Deux grandes études menées au Royaume-Uni et en Australie montrent qu’une baisse des capacités visuelles, notamment la vitesse de traitement des informations, est fortement liée au développement futur de troubles cognitifs. Dans un test simple, les participants devaient appuyer sur un bouton dès qu’ils voyaient apparaître une forme à l’écran. Ceux qui réagissaient plus lentement présentaient un risque nettement plus élevé de développer une démence dans les dix à douze années suivantes.
Ce lien s’explique en partie par le fait que les zones du cerveau liées à la vision sont souvent touchées très tôt dans les maladies neurodégénératives comme Alzheimer.
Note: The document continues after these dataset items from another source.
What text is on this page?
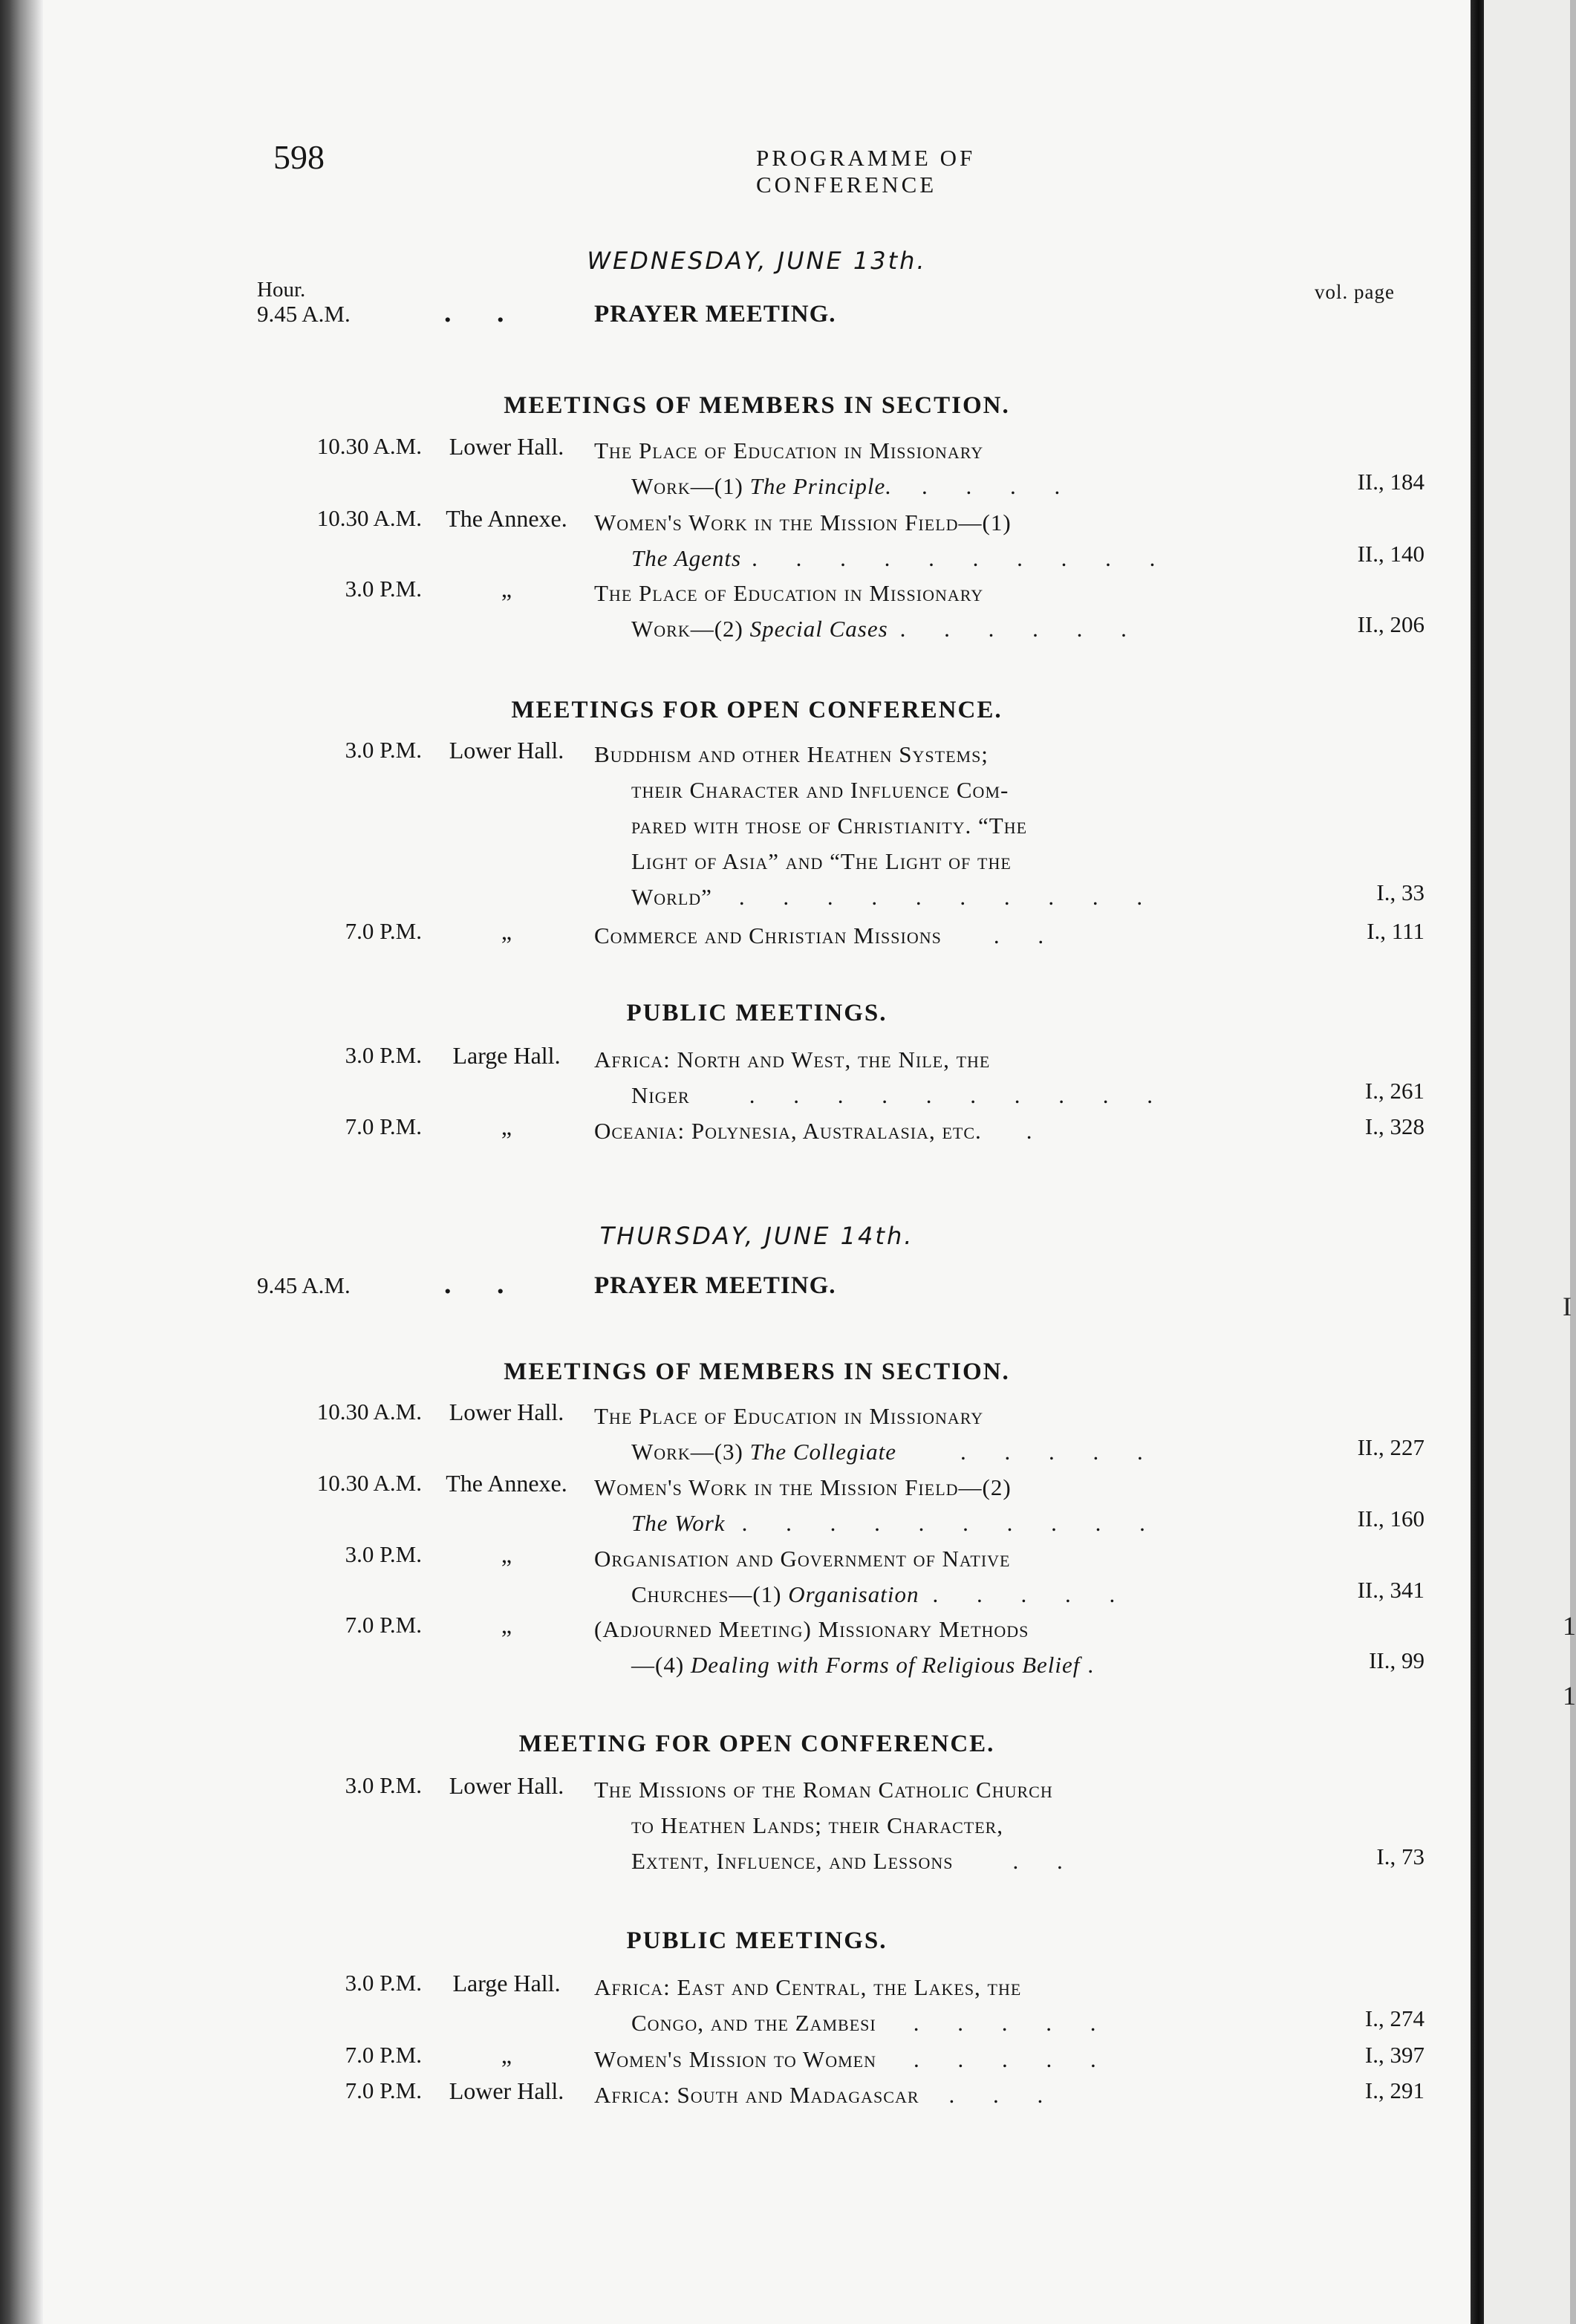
598	PROGRAMME OF CONFERENCE
WEDNESDAY, JUNE 13th.
Hour.	vol. page
9.45 A.M.	. .	PRAYER MEETING.
MEETINGS OF MEMBERS IN SECTION.
10.30 A.M.	Lower Hall.	The Place of Education in Missionary
Work—(1) The Principle. . . . .	II., 184
10.30 A.M.	The Annexe.	Women's Work in the Mission Field—(1)
The Agents . . . . . . . . . .	II., 140
3.0 P.M.	„	The Place of Education in Missionary
Work—(2) Special Cases . . . . . .	II., 206
MEETINGS FOR OPEN CONFERENCE.
3.0 P.M.	Lower Hall.	Buddhism and other Heathen Systems;
their Character and Influence Com-
pared with those of Christianity. “The
Light of Asia” and “The Light of the
World” . . . . . . . . . .	I., 33
7.0 P.M.	„	Commerce and Christian Missions . .	I., 111
PUBLIC MEETINGS.
3.0 P.M.	Large Hall.	Africa: North and West, the Nile, the
Niger	. . . . . . . . . .	I., 261
7.0 P.M.	„	Oceania: Polynesia, Australasia, etc. .	I., 328
THURSDAY, JUNE 14th.
9.45 A.M.	. .	PRAYER MEETING.
MEETINGS OF MEMBERS IN SECTION.
10.30 A.M.	Lower Hall.	The Place of Education in Missionary
Work—(3) The Collegiate	. . . . .	II., 227
10.30 A.M.	The Annexe.	Women's Work in the Mission Field—(2)
The Work . . . . . . . . . .	II., 160
3.0 P.M.	„	Organisation and Government of Native
Churches—(1) Organisation . . . . .	II., 341
7.0 P.M.	„	(Adjourned Meeting) Missionary Methods
—(4) Dealing with Forms of Religious Belief .	II., 99
MEETING FOR OPEN CONFERENCE.
3.0 P.M.	Lower Hall.	The Missions of the Roman Catholic Church
to Heathen Lands; their Character,
Extent, Influence, and Lessons	. .	I., 73
PUBLIC MEETINGS.
3.0 P.M.	Large Hall.	Africa: East and Central, the Lakes, the
Congo, and the Zambesi . . . . .	I., 274
7.0 P.M.	„	Women's Mission to Women . . . . .	I., 397
7.0 P.M.	Lower Hall.	Africa: South and Madagascar . . .	I., 291
I
1
1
Ainsi, les troubles visuels pourraient être l’un des premiers signes d’un déclin cognitif en cours.
D’autres recherches confirment que la santé des yeux est étroitement liée à celle du cerveau. Par exemple, l’analyse de la rétine ou des vaisseaux oculaires permet déjà de détecter des anomalies associées à un risque accru de démence.
Ces résultats ne permettent pas encore de poser un diagnostic individuel, mais ils offrent une piste prometteuse. Intégrer ces tests dans les examens de routine pourrait aider à identifier plus tôt les personnes à risque et à mettre en place des mesures de prévention.
Ainsi, les yeux pourraient devenir un outil clé dans la lutte contre la démence, en permettant d’anticiper la maladie bien avant qu’elle ne se manifeste pleinement.